I have a number of users who have different roles in relation to a numbers of posts. These roles are owner, editor, viewer, none. Each user may only have one role for a post. I have represented this as a has many through relationship in rails as follows:
class User < ActiveRecord::Base
has_many :roles
has_many :posts, :through => :roles
end
class Post < ActiveRecord::Base
has_many :roles
has_many :users, through => :roles
end
class Role < ActiveRecord::Base
attr_accessor :role
belongs_to :users
belongs_to :posts
end
Where the role attribute is used to indicate which type of role the user has on the post.
When setting a new role I cannot simply use the << operator as it wont set the role attribute. What is the preferred way of handling this situation? How can I enforce that there is only one role per user / post combination and enforce this in my Role creation logic?
You can check in the creation of roles for the User , if he already has a role assigned in which case you can skip assigning this role.

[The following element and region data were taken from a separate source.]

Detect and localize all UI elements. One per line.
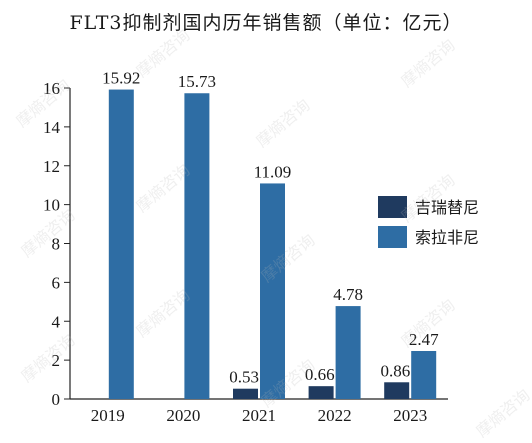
y-tick-label: 16 — [43, 79, 60, 98]
y-tick-label: 6 — [52, 273, 61, 292]
data-labels: 15.92 15.73 0.53 11.09 0.66 4.78 0.86 2.47 — [102, 69, 439, 387]
data-label: 11.09 — [254, 162, 292, 181]
y-tick-label: 2 — [52, 351, 61, 370]
y-tick-label: 10 — [43, 196, 60, 215]
x-tick-label: 2022 — [318, 406, 352, 425]
data-label: 15.73 — [178, 72, 216, 91]
x-tick-label: 2021 — [242, 406, 276, 425]
x-tick-label: 2023 — [393, 406, 427, 425]
legend-swatch — [378, 226, 407, 248]
data-label: 0.53 — [229, 368, 259, 387]
data-label: 2.47 — [409, 330, 439, 349]
bar — [308, 386, 334, 399]
y-tick-label: 12 — [43, 157, 60, 176]
bar — [184, 93, 210, 400]
x-tick-label: 2019 — [91, 406, 125, 425]
data-label: 4.78 — [333, 285, 363, 304]
bar — [411, 350, 437, 399]
bar — [108, 89, 134, 400]
data-label: 0.66 — [305, 365, 335, 384]
axes: 0 2 4 6 8 10 12 14 16 2019 2020 2021 2022 2023 — [43, 79, 448, 425]
x-tick-label: 2020 — [166, 406, 200, 425]
data-label: 0.86 — [380, 361, 410, 380]
bar — [260, 183, 285, 399]
chart-title: FLT3抑制剂国内历年销售额（单位：亿元） — [69, 12, 463, 34]
data-label: 15.92 — [102, 69, 140, 88]
bar — [233, 388, 258, 399]
y-tick-label: 4 — [52, 312, 61, 331]
bar — [384, 382, 410, 399]
y-tick-label: 14 — [43, 118, 61, 137]
bars — [108, 89, 437, 400]
y-tick-label: 8 — [52, 235, 61, 254]
legend-label: 索拉非尼 — [415, 228, 479, 247]
y-tick-label: 0 — [52, 390, 61, 409]
legend-swatch — [378, 196, 407, 218]
bar — [335, 306, 361, 399]
legend-label: 吉瑞替尼 — [415, 198, 479, 217]
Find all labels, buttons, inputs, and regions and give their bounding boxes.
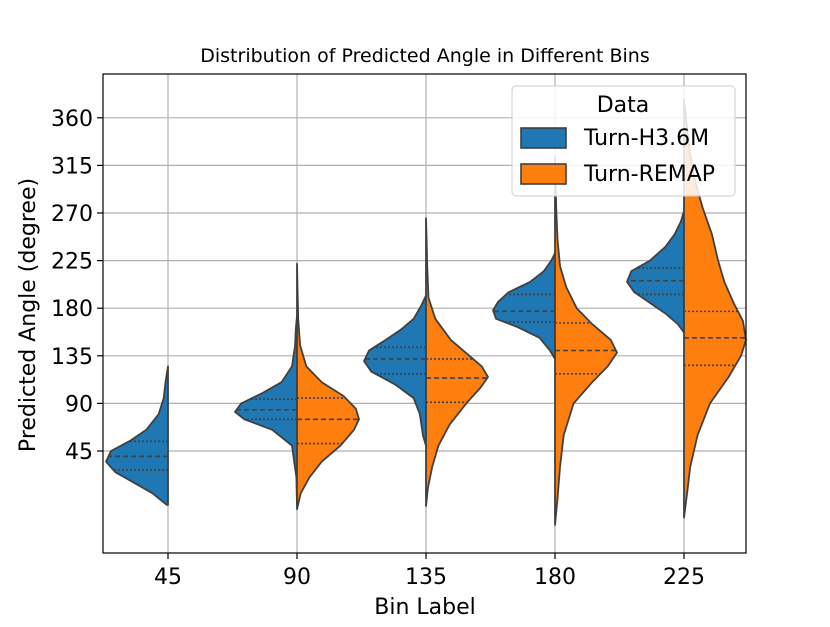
chart-title: Distribution of Predicted Angle in Diffe… <box>200 45 650 67</box>
y-tick-label-90: 90 <box>65 392 93 417</box>
y-tick-label-270: 270 <box>51 202 93 227</box>
y-tick-label-360: 360 <box>51 107 93 132</box>
legend-swatch-turn-remap <box>520 163 567 185</box>
violins <box>105 97 747 526</box>
violin-turn-h3-6m-180 <box>492 252 556 360</box>
x-tick-label-135: 135 <box>405 565 447 590</box>
x-axis-ticks: 45 90 135 180 225 <box>154 553 705 590</box>
legend-title: Data <box>597 93 650 118</box>
legend-box <box>511 85 736 197</box>
violin-turn-h3-6m-225 <box>626 210 685 334</box>
x-tick-label-90: 90 <box>283 565 311 590</box>
y-tick-label-315: 315 <box>51 154 93 179</box>
y-tick-label-45: 45 <box>65 440 93 465</box>
y-axis-label: Predicted Angle (degree) <box>16 178 41 452</box>
legend-swatch-turn-h36m <box>520 127 567 149</box>
violin-turn-remap-180 <box>554 156 618 526</box>
legend-label-turn-remap: Turn-REMAP <box>583 162 715 187</box>
legend-label-turn-h36m: Turn-H3.6M <box>583 126 709 151</box>
legend: Data Turn-H3.6M Turn-REMAP <box>511 85 736 197</box>
x-tick-label-45: 45 <box>154 565 182 590</box>
y-tick-label-225: 225 <box>51 250 93 275</box>
y-tick-label-180: 180 <box>51 297 93 322</box>
violin-turn-h3-6m-135 <box>363 294 427 447</box>
x-tick-label-180: 180 <box>534 565 576 590</box>
x-tick-label-225: 225 <box>663 565 705 590</box>
violin-turn-h3-6m-90 <box>234 314 298 507</box>
y-tick-label-135: 135 <box>51 345 93 370</box>
violin-turn-h3-6m-45 <box>105 365 169 506</box>
y-axis-ticks: 45 90 135 180 225 270 315 360 <box>51 107 103 465</box>
x-axis-label: Bin Label <box>374 595 476 620</box>
plot-frame <box>102 73 747 554</box>
violin-turn-remap-90 <box>296 262 360 511</box>
violin-turn-remap-135 <box>425 217 489 507</box>
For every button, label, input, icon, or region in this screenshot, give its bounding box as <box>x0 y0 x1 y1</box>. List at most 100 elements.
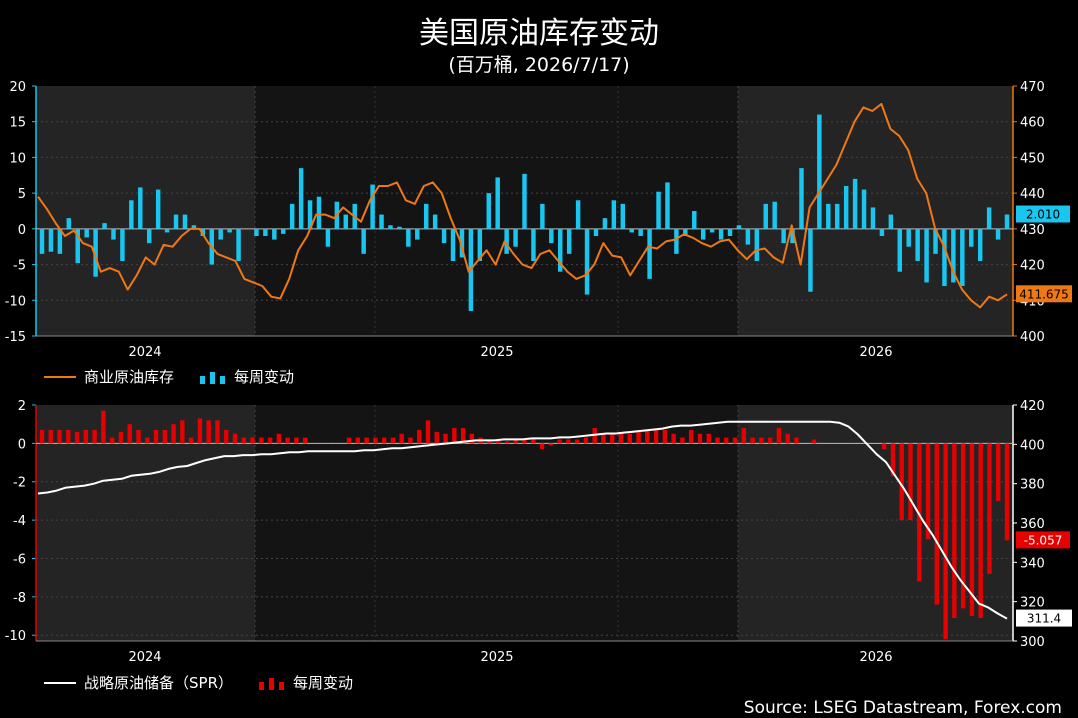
bar-0-43 <box>423 203 429 229</box>
bar-1-107 <box>978 443 983 618</box>
year-band-1-2 <box>738 405 1013 641</box>
bar-0-78 <box>736 225 742 229</box>
x-tick-1-2: 2026 <box>859 650 892 665</box>
bar-0-55 <box>531 228 536 261</box>
series-line-1 <box>37 420 1008 620</box>
bar-1-99 <box>908 443 913 521</box>
bar-0-32 <box>325 228 331 247</box>
bar-1-83 <box>767 437 773 444</box>
bar-0-102 <box>951 228 956 283</box>
bar-1-8 <box>109 437 115 444</box>
bar-1-41 <box>399 433 404 444</box>
chart-title: 美国原油库存变动 <box>419 16 659 51</box>
bar-0-84 <box>790 228 795 244</box>
bar-0-106 <box>986 207 992 229</box>
bar-1-40 <box>390 437 396 444</box>
bar-1-106 <box>969 443 975 617</box>
bar-0-59 <box>566 228 572 254</box>
bar-0-30 <box>307 200 313 229</box>
bar-1-13 <box>153 429 159 444</box>
bar-0-72 <box>683 228 688 236</box>
legend-line-swatch-orange <box>44 375 76 378</box>
right-tick-1-3: 360 <box>1020 517 1045 532</box>
right-tick-1-5: 400 <box>1020 438 1045 453</box>
bar-0-2 <box>57 228 63 254</box>
bar-1-19 <box>206 420 211 444</box>
bar-1-46 <box>443 433 448 444</box>
last-bar-box-0 <box>1016 205 1070 223</box>
last-line-box-0 <box>1016 285 1072 303</box>
bar-0-31 <box>316 196 322 229</box>
bar-1-45 <box>434 431 439 444</box>
right-tick-0-4: 440 <box>1020 187 1045 202</box>
bar-0-9 <box>120 228 125 261</box>
bar-0-8 <box>111 228 116 240</box>
bar-1-79 <box>732 437 738 444</box>
bar-0-67 <box>638 228 643 236</box>
bar-0-94 <box>879 228 885 236</box>
bar-0-99 <box>924 228 929 283</box>
bar-0-41 <box>406 228 411 247</box>
bar-0-27 <box>281 228 286 234</box>
bar-0-96 <box>897 228 903 272</box>
bar-1-75 <box>697 433 703 444</box>
bar-1-26 <box>267 437 273 444</box>
bar-0-103 <box>960 228 965 286</box>
x-tick-0-0: 2024 <box>128 345 161 360</box>
bar-1-12 <box>145 437 150 444</box>
last-line-label-1: 311.4 <box>1027 612 1061 626</box>
bar-0-60 <box>575 200 581 229</box>
bar-0-45 <box>441 228 447 244</box>
bar-0-50 <box>486 193 491 229</box>
left-tick-0-2: -5 <box>13 259 26 274</box>
bar-0-1 <box>48 228 54 252</box>
chart-subtitle: (百万桶, 2026/7/17) <box>448 54 630 76</box>
bar-0-61 <box>584 228 590 295</box>
bar-0-20 <box>218 228 223 240</box>
bar-0-77 <box>727 228 733 236</box>
bar-1-7 <box>101 410 106 444</box>
bar-1-73 <box>680 437 685 444</box>
bar-0-93 <box>870 207 876 229</box>
bar-0-85 <box>799 168 804 229</box>
bar-0-40 <box>397 226 402 229</box>
bar-0-68 <box>647 228 652 279</box>
bar-1-25 <box>259 437 264 444</box>
bar-1-60 <box>566 439 571 444</box>
bar-0-98 <box>915 228 920 261</box>
left-tick-1-3: -4 <box>13 514 26 529</box>
right-tick-0-0: 400 <box>1020 330 1045 345</box>
left-tick-1-0: -10 <box>5 629 26 644</box>
top-legend: 商业原油库存 每周变动 <box>44 366 294 387</box>
bar-1-27 <box>276 433 282 444</box>
bar-0-36 <box>361 228 366 254</box>
bar-1-109 <box>996 443 1001 501</box>
bar-0-37 <box>370 184 375 229</box>
bar-1-82 <box>759 437 764 444</box>
bar-1-76 <box>706 433 711 444</box>
x-tick-1-0: 2024 <box>128 650 161 665</box>
bar-1-62 <box>583 437 589 444</box>
bar-1-77 <box>715 437 720 444</box>
bar-1-100 <box>917 443 922 582</box>
x-tick-1-1: 2025 <box>480 650 513 665</box>
right-tick-0-6: 460 <box>1020 116 1045 131</box>
bar-1-5 <box>83 429 89 444</box>
right-tick-1-4: 380 <box>1020 478 1045 493</box>
bar-1-69 <box>645 429 650 444</box>
bar-0-80 <box>754 228 760 261</box>
bar-0-64 <box>611 200 617 229</box>
bar-0-58 <box>558 228 563 272</box>
bar-0-0 <box>39 228 45 254</box>
bar-0-75 <box>709 228 715 233</box>
bar-1-2 <box>57 429 62 444</box>
right-tick-0-3: 430 <box>1020 223 1045 238</box>
legend-bar-label-bottom: 每周变动 <box>293 674 354 692</box>
left-tick-1-2: -6 <box>13 552 26 567</box>
bar-0-5 <box>84 228 89 238</box>
bar-1-108 <box>987 443 992 574</box>
bar-0-91 <box>852 178 858 229</box>
bar-0-51 <box>495 177 500 229</box>
bar-1-17 <box>188 437 194 444</box>
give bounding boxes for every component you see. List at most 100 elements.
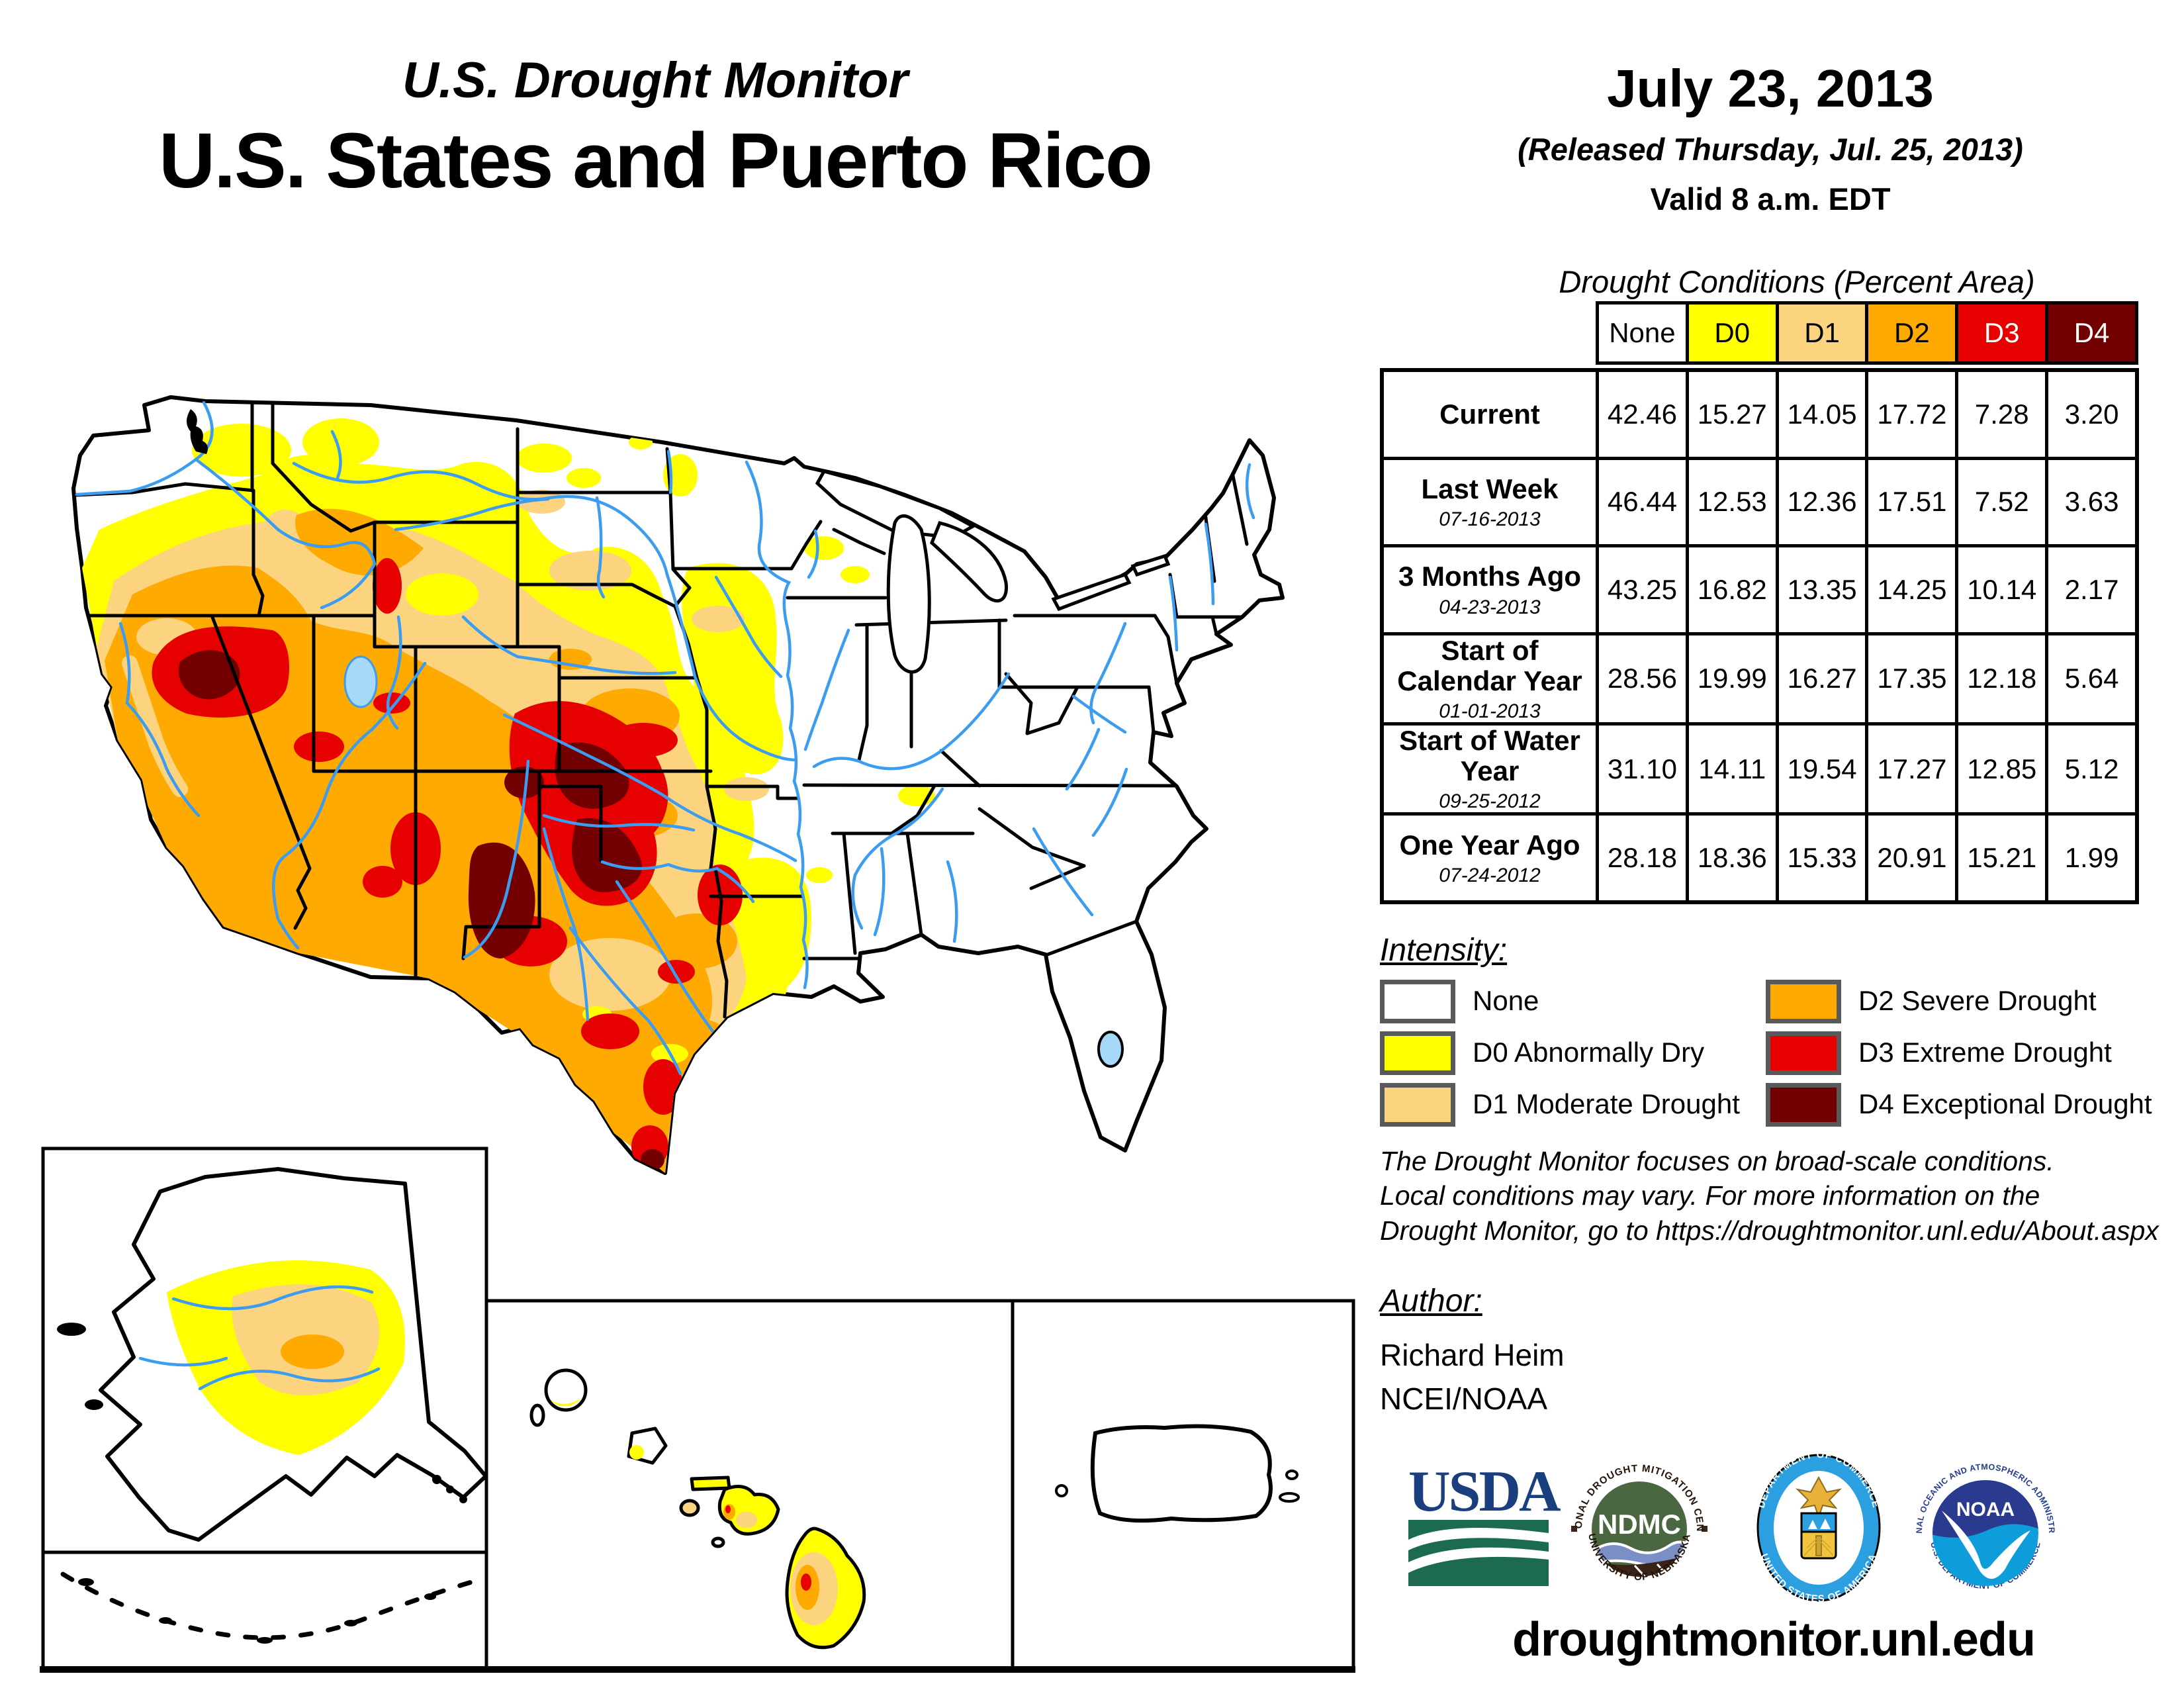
aleutian-islands <box>60 1571 483 1640</box>
legend-swatch-d0 <box>1380 1031 1455 1075</box>
table-value: 17.35 <box>1868 635 1956 723</box>
commerce-logo: DEPARTMENT OF COMMERCE UNITED STATES OF … <box>1756 1449 1882 1605</box>
table-value: 19.99 <box>1688 635 1776 723</box>
column-header-d1: D1 <box>1778 305 1866 361</box>
lake-erie <box>1051 572 1132 612</box>
table-value: 2.17 <box>2048 547 2135 632</box>
table-value: 46.44 <box>1599 459 1686 545</box>
puget-sound <box>187 409 208 454</box>
map-date: July 23, 2013 <box>1607 59 1934 118</box>
table-value: 3.20 <box>2048 372 2135 457</box>
row-label: Start of Water Year 09-25-2012 <box>1384 725 1596 813</box>
table-value: 7.52 <box>1958 459 2046 545</box>
disclaimer-line: Drought Monitor, go to https://droughtmo… <box>1380 1215 2159 1246</box>
table-value: 12.18 <box>1958 635 2046 723</box>
table-value: 17.27 <box>1868 726 1956 813</box>
island-kahoolawe <box>711 1536 725 1548</box>
legend-swatch-d2 <box>1766 980 1841 1023</box>
table-value: 7.28 <box>1958 372 2046 457</box>
table-value: 15.21 <box>1958 816 2046 900</box>
legend-label: D3 Extreme Drought <box>1858 1037 2112 1068</box>
island-niihau <box>529 1403 545 1427</box>
table-value: 31.10 <box>1599 726 1686 813</box>
table-value: 15.27 <box>1688 372 1776 457</box>
lake-ontario <box>1130 553 1171 577</box>
legend-swatch-none <box>1380 980 1455 1023</box>
table-value: 17.51 <box>1868 459 1956 545</box>
row-label: 3 Months Ago 04-23-2013 <box>1384 547 1596 632</box>
conus-map <box>71 395 1285 1175</box>
legend-label: D2 Severe Drought <box>1858 985 2097 1016</box>
table-value: 14.25 <box>1868 547 1956 632</box>
table-value: 5.64 <box>2048 635 2135 723</box>
author-name: Richard Heim <box>1380 1338 1565 1372</box>
report-title: U.S. Drought Monitor <box>402 52 909 109</box>
puerto-rico-inset <box>1011 1299 1355 1670</box>
table-title: Drought Conditions (Percent Area) <box>1559 264 2035 299</box>
disclaimer-line: The Drought Monitor focuses on broad-sca… <box>1380 1146 2054 1176</box>
disclaimer: The Drought Monitor focuses on broad-sca… <box>1380 1144 2159 1248</box>
rivers <box>75 400 1255 1076</box>
state-borders <box>73 399 1249 1019</box>
table-value: 10.14 <box>1958 547 2046 632</box>
legend-label: None <box>1473 985 1539 1016</box>
great-lakes <box>187 409 1171 1068</box>
table-value: 3.63 <box>2048 459 2135 545</box>
legend-swatch-d4 <box>1766 1083 1841 1127</box>
island-vieques <box>1279 1492 1300 1503</box>
table-value: 43.25 <box>1599 547 1686 632</box>
table-value: 14.11 <box>1688 726 1776 813</box>
island-kauai <box>544 1368 588 1412</box>
table-value: 13.35 <box>1778 547 1866 632</box>
conditions-table-header: None D0 D1 D2 D3 D4 <box>1596 301 2138 365</box>
table-value: 16.27 <box>1778 635 1866 723</box>
table-value: 14.05 <box>1778 372 1866 457</box>
intensity-heading: Intensity: <box>1380 933 1508 968</box>
lake-huron <box>930 521 1009 603</box>
column-header-d4: D4 <box>2048 305 2135 361</box>
row-label: Current <box>1384 372 1596 457</box>
column-header-none: None <box>1599 305 1686 361</box>
lake-michigan <box>886 514 931 674</box>
table-value: 28.18 <box>1599 816 1686 900</box>
legend-label: D1 Moderate Drought <box>1473 1088 1740 1119</box>
alaska-outline <box>99 1167 488 1542</box>
table-value: 12.36 <box>1778 459 1866 545</box>
table-value: 12.85 <box>1958 726 2046 813</box>
noaa-wordmark: NOAA <box>1956 1499 2015 1521</box>
row-label: One Year Ago 07-24-2012 <box>1384 816 1596 900</box>
column-header-d2: D2 <box>1868 305 1956 361</box>
table-value: 1.99 <box>2048 816 2135 900</box>
column-header-d3: D3 <box>1958 305 2046 361</box>
table-value: 12.53 <box>1688 459 1776 545</box>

unless user.roles.present?
user.roles.create
end
I understand that you want to make sure that no user will have more than one role for a certain post. If this is what you want to achieve then you just need to add uniquness validation to your Role mode
validates :user_id, uniqueness: {scope: :post_id, message: 'User can have one role per post'}
this will ensure that the combination of user_id and post_id will be unique, you can see more on rails guide on validation with scope.